= Lex Street massacre =

Mass murder that took place in Philadelphia, Pennsylvania, US

The Lex Street massacre is the name, given by a Philadelphia Daily News reporter, to a mass murder that took place in Philadelphia, Pennsylvania, United States on December 28, 2000. It was the deadliest mass murder in Philadelphia history. Ten people were shot in a drug house in the 800 block of Lex Street in West Philadelphia. Seven of them died.

== Victims ==
Of the deceased, six were male and one female, aged 15 to 54, all of African-American descent. Two men and one woman, the aunt of victim Tyrone Long, survived with severe injuries.

=== Fatalities ===
- Alfred Goodwin, 54
- Samuel "Malik" Harris Jr., 15
- George "Jig" Porter, a.k.a. George Gibson, 19
- Edward Sudler, 44
- Ronette Abrams, 33
- Calvin "CJ" Helton Jr., 19
- Tyrone Long Jr., 18

=== Injured ===

- Yvette Long, 33
- Bruce Carter, 45
- Craig Kilby, 37

== Suspects ==
The murders received substantial public attention, and four suspects, Jermel Lewis, Sacon Youk, Hezekiah Thomas and Quiante Perrin, were quickly charged and captured in January 2001. However, there was insufficient evidence for prosecution, and after 18 months in jail, charges were dropped. The men later sued for wrongful arrests, and eventually received a $1.9 million settlement from the city.

In 2002, four different men were charged in the case, brothers Dawud and Khalid Faruqi, who denied being involved in the murder, and Shihean Black and Bruce Veney, who pleaded guilty. All four were convicted March 8, 2004. The prosecution made a plea deal with the brothers: They were given life sentences rather than the death penalty. Black is serving multiple life terms, and Veney was sentenced to 15 to 30 years in exchange for testifying against the other three suspects; he drove the suspects to the scene but did not actually involve himself in the shooting.

Bruce Veney was paroled in March 2019.

== Cause ==
Originally, police had thought the shooting was due to a drug turf war, but in 2002, when the four guilty men were arrested, it was revealed that the issue was over a car. Black told police that he had traded a Chevrolet Corsica, along with $300, for a Dodge Intrepid belonging to George Gibson Porter (one of the victims).
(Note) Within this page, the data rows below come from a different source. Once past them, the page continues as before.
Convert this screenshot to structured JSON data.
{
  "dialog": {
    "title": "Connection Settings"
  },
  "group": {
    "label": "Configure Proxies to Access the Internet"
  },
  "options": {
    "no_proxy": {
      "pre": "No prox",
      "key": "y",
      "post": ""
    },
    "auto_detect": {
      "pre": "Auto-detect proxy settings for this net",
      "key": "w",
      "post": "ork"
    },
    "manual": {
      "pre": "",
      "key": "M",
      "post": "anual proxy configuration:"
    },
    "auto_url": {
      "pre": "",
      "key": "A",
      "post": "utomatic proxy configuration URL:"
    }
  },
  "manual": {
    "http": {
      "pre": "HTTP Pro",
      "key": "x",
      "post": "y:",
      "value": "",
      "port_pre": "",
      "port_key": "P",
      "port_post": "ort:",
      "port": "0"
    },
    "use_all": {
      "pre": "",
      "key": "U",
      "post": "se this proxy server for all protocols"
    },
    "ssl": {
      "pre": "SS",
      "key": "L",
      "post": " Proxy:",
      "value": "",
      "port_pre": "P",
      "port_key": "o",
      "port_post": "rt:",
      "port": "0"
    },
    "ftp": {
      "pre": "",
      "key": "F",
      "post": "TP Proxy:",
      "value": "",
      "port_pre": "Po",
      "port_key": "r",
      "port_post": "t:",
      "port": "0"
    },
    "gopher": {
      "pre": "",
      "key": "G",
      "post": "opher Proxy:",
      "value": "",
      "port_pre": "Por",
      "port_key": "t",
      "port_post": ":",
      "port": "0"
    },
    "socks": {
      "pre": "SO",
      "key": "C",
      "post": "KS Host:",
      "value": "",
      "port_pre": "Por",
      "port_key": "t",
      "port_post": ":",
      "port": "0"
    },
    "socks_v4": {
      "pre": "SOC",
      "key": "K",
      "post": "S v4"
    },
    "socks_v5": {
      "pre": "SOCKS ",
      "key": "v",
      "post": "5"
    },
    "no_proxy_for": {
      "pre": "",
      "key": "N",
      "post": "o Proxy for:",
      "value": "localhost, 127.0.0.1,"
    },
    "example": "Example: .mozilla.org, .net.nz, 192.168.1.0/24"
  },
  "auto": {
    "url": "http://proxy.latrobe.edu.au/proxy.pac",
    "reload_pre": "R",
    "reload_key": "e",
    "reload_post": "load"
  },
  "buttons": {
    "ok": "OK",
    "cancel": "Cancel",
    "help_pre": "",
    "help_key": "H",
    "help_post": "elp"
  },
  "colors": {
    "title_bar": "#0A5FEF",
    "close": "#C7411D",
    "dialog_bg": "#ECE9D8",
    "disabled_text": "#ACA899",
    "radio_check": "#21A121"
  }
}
Porter did not know how to use the Corsica's stick shift and blew out the clutch. After these issues, Porter went to Dawud Faruqi, who had traded a pistol for the Dodge Intrepid. Porter wanted his Dodge back, but refused to pay for the damaged clutch on the Corsica. Reportedly, Porter took his car back the next day with an extra set of keys. It was this bad car deal that led to the shooting on December 28. Black told police that the night of the massacre was meant to gather or corral the victims, but when Dawud's mask fell off they began shooting to protect his identity. In the end, seven were dead and three were injured.

== 2007 book ==
The mass shooting was explored in a 2007 book titled The Lex Street Massacre: The True Story of the Worst Mass Murder in Philadelphia History, by Antonne Jones. It includes interviews from judges, lawyers, and the men convicted.